十三日目から千秋楽まで3連勝。11勝4敗の成績で今場所を終える。
勝ち越しは2場所ぶり。二桁勝利は、昨年5月場所以来、5場所ぶり。来場所、新三役の可能性も高まる。



(初) 貴ノ岩戦 ●上手投げ 5.4秒
 魁聖、先に手をつく。貴ノ岩、仕切り線少し後方でサッと手をつき、両者、ほぼ同時に立つ。魁聖、両腕を下げて踏み込む。貴ノ岩、右から張って右を差す。魁聖、左上手に手を伸ばすが取れず、右差しで前に出る。貴ノ岩、やや深い左上手を取る。魁聖、右差し手を返しながら前に出、両廻しに手を掛ける。貴ノ岩、俵に詰まり、左へ動いて相手の右について廻しを与えず。魁聖、右差し手を返して寄ろうとする。貴ノ岩、そこで体を開いて左上手投げ。魁聖、俵の外にバッタリ倒れる。

(2) 千代大龍戦 ○寄り切り 10.3秒
 千代大龍、先に手をつく。魁聖、仕切り線少し後方でサッと手をつき、両者、ほぼ同時に立つ。魁聖、両腕を下げて踏み込む。千代大龍、左肘を固めて踏み込み、右喉輪で相手を起こす。魁聖、右押っ付け、左喉輪で突き放す。千代大龍、頭を下げ、叩きながら引く。魁聖、乗じて押しながら前に出る。千代大龍、土俵際を左へ回る。魁聖、押し上げ、右を差して前に出、左上手を取る。

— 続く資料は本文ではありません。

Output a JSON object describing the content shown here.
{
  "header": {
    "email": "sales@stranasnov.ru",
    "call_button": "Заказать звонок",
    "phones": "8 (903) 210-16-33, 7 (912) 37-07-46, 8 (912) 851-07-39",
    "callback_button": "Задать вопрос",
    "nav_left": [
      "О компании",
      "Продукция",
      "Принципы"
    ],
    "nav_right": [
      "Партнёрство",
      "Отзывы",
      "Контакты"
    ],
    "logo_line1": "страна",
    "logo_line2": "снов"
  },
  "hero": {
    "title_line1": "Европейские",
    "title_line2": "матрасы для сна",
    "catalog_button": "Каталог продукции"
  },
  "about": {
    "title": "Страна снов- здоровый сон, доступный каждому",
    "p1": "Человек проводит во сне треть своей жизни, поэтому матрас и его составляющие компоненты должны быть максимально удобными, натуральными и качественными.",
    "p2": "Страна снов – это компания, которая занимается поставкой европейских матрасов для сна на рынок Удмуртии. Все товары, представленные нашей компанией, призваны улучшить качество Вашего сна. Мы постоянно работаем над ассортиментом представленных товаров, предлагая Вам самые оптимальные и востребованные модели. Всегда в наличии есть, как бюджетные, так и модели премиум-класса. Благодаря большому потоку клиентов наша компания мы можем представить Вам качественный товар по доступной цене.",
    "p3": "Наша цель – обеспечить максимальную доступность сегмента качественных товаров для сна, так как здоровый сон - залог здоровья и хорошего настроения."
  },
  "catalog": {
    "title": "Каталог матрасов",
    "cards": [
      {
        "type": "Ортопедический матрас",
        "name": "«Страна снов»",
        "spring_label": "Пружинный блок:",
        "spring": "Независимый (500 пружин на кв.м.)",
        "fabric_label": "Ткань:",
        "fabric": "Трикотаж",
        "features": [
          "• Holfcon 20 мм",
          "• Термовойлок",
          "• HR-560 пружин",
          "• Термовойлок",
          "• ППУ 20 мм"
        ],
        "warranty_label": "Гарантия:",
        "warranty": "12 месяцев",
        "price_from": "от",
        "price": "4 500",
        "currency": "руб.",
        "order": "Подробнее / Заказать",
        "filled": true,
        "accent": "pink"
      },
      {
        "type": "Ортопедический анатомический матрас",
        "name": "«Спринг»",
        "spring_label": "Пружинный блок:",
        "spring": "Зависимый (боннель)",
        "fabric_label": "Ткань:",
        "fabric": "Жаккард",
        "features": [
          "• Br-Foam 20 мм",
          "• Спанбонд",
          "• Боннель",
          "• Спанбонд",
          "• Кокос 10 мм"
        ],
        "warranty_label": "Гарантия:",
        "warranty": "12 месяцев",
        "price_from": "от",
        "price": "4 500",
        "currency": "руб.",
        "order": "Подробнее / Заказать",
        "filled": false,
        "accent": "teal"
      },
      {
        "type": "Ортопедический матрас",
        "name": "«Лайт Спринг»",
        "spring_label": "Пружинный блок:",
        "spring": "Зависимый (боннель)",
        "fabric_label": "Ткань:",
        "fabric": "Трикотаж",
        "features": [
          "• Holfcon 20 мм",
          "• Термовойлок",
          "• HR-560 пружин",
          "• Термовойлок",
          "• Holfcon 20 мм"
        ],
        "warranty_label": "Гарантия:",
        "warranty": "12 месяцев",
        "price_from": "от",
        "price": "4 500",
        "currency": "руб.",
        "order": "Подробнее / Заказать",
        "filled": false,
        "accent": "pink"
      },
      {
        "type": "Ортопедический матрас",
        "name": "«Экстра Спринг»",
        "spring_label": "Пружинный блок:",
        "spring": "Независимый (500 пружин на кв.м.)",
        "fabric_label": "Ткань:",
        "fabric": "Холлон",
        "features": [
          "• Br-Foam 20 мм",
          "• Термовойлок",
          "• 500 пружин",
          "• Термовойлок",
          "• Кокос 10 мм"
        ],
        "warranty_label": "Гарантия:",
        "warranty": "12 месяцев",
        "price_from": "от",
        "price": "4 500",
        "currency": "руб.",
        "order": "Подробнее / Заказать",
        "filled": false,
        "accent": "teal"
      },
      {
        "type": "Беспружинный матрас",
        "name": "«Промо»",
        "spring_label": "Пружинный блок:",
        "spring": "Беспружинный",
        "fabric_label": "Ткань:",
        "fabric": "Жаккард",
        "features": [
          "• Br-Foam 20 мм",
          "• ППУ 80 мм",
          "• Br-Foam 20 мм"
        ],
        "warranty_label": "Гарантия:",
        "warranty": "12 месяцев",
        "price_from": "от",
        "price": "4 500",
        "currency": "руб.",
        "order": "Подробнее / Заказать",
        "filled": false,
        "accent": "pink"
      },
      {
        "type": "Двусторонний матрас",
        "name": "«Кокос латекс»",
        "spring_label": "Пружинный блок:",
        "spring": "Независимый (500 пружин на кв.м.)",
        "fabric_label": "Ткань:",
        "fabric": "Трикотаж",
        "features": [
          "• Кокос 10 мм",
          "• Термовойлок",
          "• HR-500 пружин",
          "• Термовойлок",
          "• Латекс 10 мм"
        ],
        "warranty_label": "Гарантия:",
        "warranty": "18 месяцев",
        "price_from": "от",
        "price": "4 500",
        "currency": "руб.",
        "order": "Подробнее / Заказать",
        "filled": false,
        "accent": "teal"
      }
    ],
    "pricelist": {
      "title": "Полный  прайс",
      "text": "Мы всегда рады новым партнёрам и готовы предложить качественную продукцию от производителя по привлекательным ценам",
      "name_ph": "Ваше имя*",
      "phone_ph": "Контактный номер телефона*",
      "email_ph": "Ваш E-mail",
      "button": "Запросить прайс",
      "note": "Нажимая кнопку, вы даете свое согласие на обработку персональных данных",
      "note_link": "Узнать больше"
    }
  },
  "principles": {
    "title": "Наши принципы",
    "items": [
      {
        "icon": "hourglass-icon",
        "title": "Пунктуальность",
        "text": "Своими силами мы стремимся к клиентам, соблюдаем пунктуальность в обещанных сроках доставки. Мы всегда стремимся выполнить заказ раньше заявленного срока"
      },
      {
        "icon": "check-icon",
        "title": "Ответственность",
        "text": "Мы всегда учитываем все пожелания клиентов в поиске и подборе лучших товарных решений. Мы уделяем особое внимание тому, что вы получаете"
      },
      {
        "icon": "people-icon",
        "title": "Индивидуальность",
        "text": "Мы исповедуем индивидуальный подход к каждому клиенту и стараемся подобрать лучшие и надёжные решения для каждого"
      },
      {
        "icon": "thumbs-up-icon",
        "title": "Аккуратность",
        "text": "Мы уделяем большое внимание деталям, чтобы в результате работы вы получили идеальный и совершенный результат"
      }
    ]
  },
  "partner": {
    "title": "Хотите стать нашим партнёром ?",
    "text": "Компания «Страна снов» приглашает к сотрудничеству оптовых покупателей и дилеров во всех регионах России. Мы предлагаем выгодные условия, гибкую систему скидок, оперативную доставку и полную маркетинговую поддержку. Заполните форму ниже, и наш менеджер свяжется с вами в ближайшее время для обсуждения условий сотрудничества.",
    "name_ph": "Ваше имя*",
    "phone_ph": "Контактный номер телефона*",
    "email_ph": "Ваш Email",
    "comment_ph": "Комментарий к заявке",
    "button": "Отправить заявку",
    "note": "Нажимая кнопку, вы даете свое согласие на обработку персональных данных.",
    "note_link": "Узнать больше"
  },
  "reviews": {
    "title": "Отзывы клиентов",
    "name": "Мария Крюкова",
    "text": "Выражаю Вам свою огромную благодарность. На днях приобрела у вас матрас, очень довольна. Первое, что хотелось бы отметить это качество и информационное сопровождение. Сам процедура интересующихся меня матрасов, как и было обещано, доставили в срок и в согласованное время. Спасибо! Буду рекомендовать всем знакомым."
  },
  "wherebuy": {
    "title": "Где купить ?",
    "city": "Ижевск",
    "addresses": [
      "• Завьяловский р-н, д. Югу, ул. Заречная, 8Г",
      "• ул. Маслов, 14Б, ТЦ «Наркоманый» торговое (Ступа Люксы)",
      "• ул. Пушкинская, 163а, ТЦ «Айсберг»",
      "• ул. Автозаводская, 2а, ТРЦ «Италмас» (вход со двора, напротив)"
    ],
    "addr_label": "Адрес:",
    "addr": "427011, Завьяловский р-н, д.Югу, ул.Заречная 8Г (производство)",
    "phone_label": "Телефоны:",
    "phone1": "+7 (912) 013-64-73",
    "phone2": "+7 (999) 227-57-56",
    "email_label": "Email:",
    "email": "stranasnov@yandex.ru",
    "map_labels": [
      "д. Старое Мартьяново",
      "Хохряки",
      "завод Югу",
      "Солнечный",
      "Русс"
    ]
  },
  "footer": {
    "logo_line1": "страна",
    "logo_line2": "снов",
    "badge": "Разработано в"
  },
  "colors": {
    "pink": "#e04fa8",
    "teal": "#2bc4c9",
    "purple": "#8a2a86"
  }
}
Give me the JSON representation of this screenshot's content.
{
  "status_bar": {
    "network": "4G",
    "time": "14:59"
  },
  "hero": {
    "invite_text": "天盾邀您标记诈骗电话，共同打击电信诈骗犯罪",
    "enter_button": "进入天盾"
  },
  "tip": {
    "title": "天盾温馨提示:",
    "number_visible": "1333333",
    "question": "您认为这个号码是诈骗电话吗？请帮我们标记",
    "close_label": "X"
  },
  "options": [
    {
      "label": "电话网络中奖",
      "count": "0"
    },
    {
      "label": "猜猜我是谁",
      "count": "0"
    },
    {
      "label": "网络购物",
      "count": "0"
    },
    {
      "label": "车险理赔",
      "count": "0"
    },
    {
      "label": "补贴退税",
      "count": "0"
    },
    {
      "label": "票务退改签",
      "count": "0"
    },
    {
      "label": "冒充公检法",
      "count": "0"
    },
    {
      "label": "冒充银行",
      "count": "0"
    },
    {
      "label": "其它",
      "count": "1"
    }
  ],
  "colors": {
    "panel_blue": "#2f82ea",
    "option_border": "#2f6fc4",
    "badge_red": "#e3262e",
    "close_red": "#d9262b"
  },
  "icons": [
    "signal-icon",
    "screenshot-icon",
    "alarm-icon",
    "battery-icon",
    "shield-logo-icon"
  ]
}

千代大龍、左上手に手を伸ばすが取れず、左を巻き替えようとする。魁聖、右差し手を返して巻き替えを許さず、左上手を引きつけて寄る。千代大龍、上体が起きて力なく俵を割る。

(3) 佐田の海戦 ○押し出し 2.9秒
 佐田の海、先に手をつく。魁聖、仕切り線少し後方でサッと手をつき、両者、ほぼ同時に立つ。魁聖、右肘を固めて踏み込む。佐田の海、左肘を固め、やや左にずれて当たる。魁聖、右筈で脇を押し上げながら前に出る。佐田の海、右足一本で仰け反る。魁聖、そこを更に右で押す。佐田の海、土俵際、相手の右腕を手繰ろうとするが、土俵下に落ちる。

(4) 正代戦 ○寄り倒し 8.7秒
 魁聖、先に手をつく。正代、仕切り線後方でサッと手をつき、両肘を固めて踏み込む。魁聖、両腕を下げて踏み込む。正代、左を差す。魁聖、両前廻しを探る。正代、腰を引いて上手を切ろうとする。魁聖、左上手前廻しを離さず。正代、右下手を取り、左差し手を返す。魁聖、外から抱えて前に出、土俵際、右を巻き替えて差す。正代、左を巻き替え返そうとする。魁聖、右押っ付けでそれを許さず、右差し手を返して寄る。正代、俵の外に倒れ、土俵下に転がり落ちる。

(5) 豊響戦 ○押し出し 3.3秒
 魁聖、先に両手をつく。豊響、仕切り線後方でサッと手をつく。魁聖、右肘を固めて踏み込む。豊響、頭から踏み込み、右喉輪で押し上げる。魁聖、下がらず、右筈で脇を押し上げて相手を起こし、押しながら一気に前に出る。豊響、俵に詰まる。魁聖、胸を押し上げる。豊響、上体が起きて俵を割る。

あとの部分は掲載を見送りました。